Они вошли в небольшую комнату, служившую хозяевам гостиной, и в пролете распахнутых дверей Репнин увидел бесчисленную анфиладу комнат. Двери стояли строго одна против другой. Это была в своем роде столбовая дорога салтыковского дворца, его торжественный тракт. Все, что было
А Репнин? Если и думал он о чем-нибудь, приближаясь к кабинету, то лишь о том, что где-то слева, в четырех-пяти шагах, идет еще одна тропа, неширокая, сумеречная, сдавленная пыльными стенами, выстланная истершимся паркетом, по которой день и ночь, бегом и вприпрыжку, спотыкаясь и сталкиваясь друг с другом, спешит посольская челядь. Две тропы, как две судьбы, две линии жизни, идут рядом, нередко расходятся и смыкаются, но, наверно, никогда не пересекаются.
24
Репнин уже готовился войти в кабинет посла, когда вновь услышал голос молодого человека в форменной куртке (Господи, как он попал в эту половину дома?):
– Пушкин был влюблен в графиню Фикельмон. Кстати, пусть тебя не смущает это непривычное для русского уха имя: она была Дарьюшкой, да, да, Дарьей Федоровной, дочерью Хитрово…
Репнин наклонился, чтобы рассмотреть юношу, но Скотт уже распахнул перед Николаем Алексеевичем дверь.
– Имею честь… господин Репнин, – по тому, что эти слова Скотт произнес по-русски. Николай Алексеевич понял: они больше адресованы ему, а не сэру Джорджу Бьюкенену, который поднялся сейчас из-за стола, но сдвинуть затекшие ноги и выйти навстречу Репнину или был не в силах, или (и об этом мог подумать Репнин) не хотел.
– Да… да… Репнин, Репнин, – произнес Бьюкенен по-русски, как показалось Николаю Алексеевичу, лишь для того, чтобы что-то сказать, впрочем, посол тут же перешел на английский. – По-моему, я знал одного Репнина в Лондоне еще в том веке, а другого в Софии в этом…
Николай Алексеевич улыбнулся: приятно, однако, прожить такую жизнь, чтобы ее масштабы намерялись уже не годами и десятилетиями, а, как сейчас, полустолетием – один конец жизни уперся едва ли не в седловину девятнадцатого века, другой перекинулся в двадцатый.
– Да, один Репнин – Лондон, другой – София… – продолжал свои расчеты сэр Джордж Бьюкенен.
– Все верно, – улыбаясь, подтвердил Репнин. – Первый – мой отец, второй – старший брат.

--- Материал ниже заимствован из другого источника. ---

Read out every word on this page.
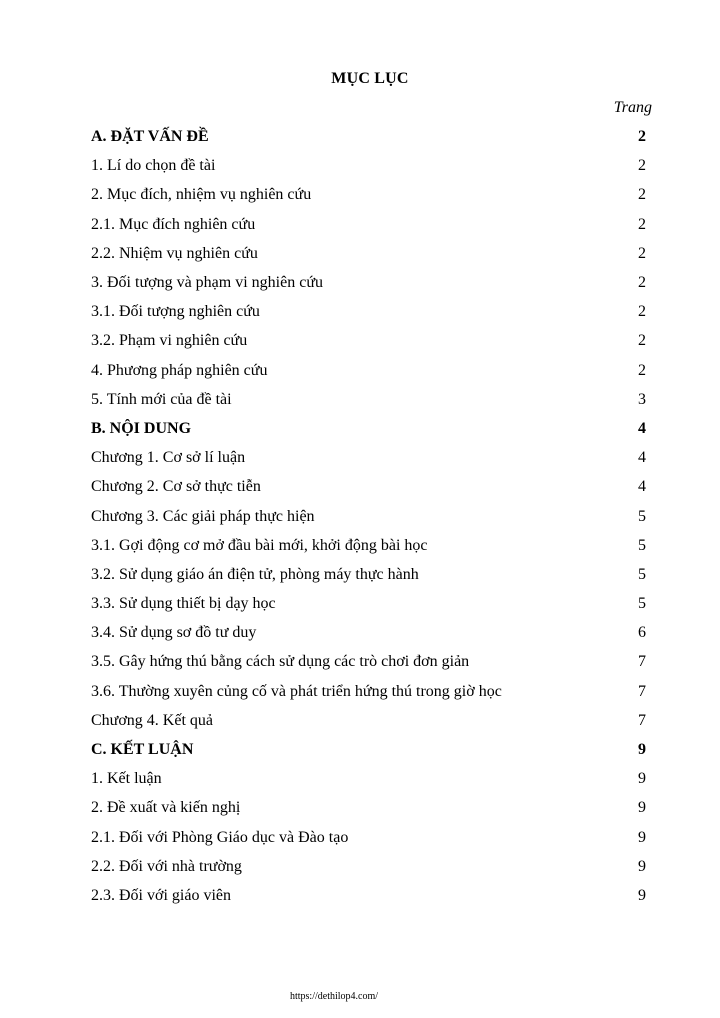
MỤC LỤC
Trang
A. ĐẶT VẤN ĐỀ	2
1. Lí do chọn đề tài	2
2. Mục đích, nhiệm vụ nghiên cứu	2
2.1. Mục đích nghiên cứu	2
2.2. Nhiệm vụ nghiên cứu	2
3. Đối tượng và phạm vi nghiên cứu	2
3.1. Đối tượng nghiên cứu	2
3.2. Phạm vi nghiên cứu	2
4. Phương pháp nghiên cứu	2
5. Tính mới của đề tài	3
B. NỘI DUNG	4
Chương 1. Cơ sở lí luận	4
Chương 2. Cơ sở thực tiễn	4
Chương 3. Các giải pháp thực hiện	5
3.1. Gợi động cơ mở đầu bài mới, khởi động bài học	5
3.2. Sử dụng giáo án điện tử, phòng máy thực hành	5
3.3. Sử dụng thiết bị dạy học	5
3.4. Sử dụng sơ đồ tư duy	6
3.5. Gây hứng thú bằng cách sử dụng các trò chơi đơn giản	7
3.6. Thường xuyên củng cố và phát triển hứng thú trong giờ học	7
Chương 4. Kết quả	7
C. KẾT LUẬN	9
1. Kết luận	9
2. Đề xuất và kiến nghị	9
2.1. Đối với Phòng Giáo dục và Đào tạo	9
2.2. Đối với nhà trường	9
2.3. Đối với giáo viên	9
https://dethilop4.com/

Бьюкенен наклонил голову, стараясь взглянуть на Репнина поверх очков:
– Теперь я и сам вижу: отец и брат.
Скотт нетерпеливо переступил с ноги на ногу, словно осведомляясь у посла, куда приглашать гостя – к журнальному столику в глубине кабинета или к письменному столу? Посол протянул над столом дрожащую руку – жест не столько державный, сколько немощно-склеротический, стариковский, но Репнин не садился – продолжая смотреть на Скотта, он точно хотел дать понять, что не сядет, пока тот будет стоять.
– Простите, но я хочу покинуть вас, – поклонился Скотт. – Хозяину надлежит быть среди гостей. А сегодня хозяин я.
– Да, да, разумеется, – заметил Репнин. – Особенно после того, как вы передали меня в столь надежные руки… – добавил он, улыбаясь.
Скотт пошел к выходу. Репнин опустился в кресло и взглянул на посла. Все шестьдесят четыре года, которые прожил этот человек, – годы странствий по белу свету, двадцать пять лет посольской службы в Токио, Риме, Дармштадте, Вене, Берлине, долгожданный пост посла в Софии уже в возрасте почтенном и, наконец, семь лет, прожитые в России, дороги, события, встречи, а вместе с ними и тревоги, нелегкий труд, сомнения, еще раз труд, изнурительный, расцвеченный радужным сиянием приемов и все-таки немилосердно тяжелый посольский труд, – все это выступило у него на лице. Что-то было в худых плечах, вздернутом носе, глазах, которые решительно отказывались смотреть туда, куда поворачивалось лицо, во всем этом что-то было жестоко-смятенное, на всю жизнь смешавшееся и, смешно так говорить о человеке, кроличье.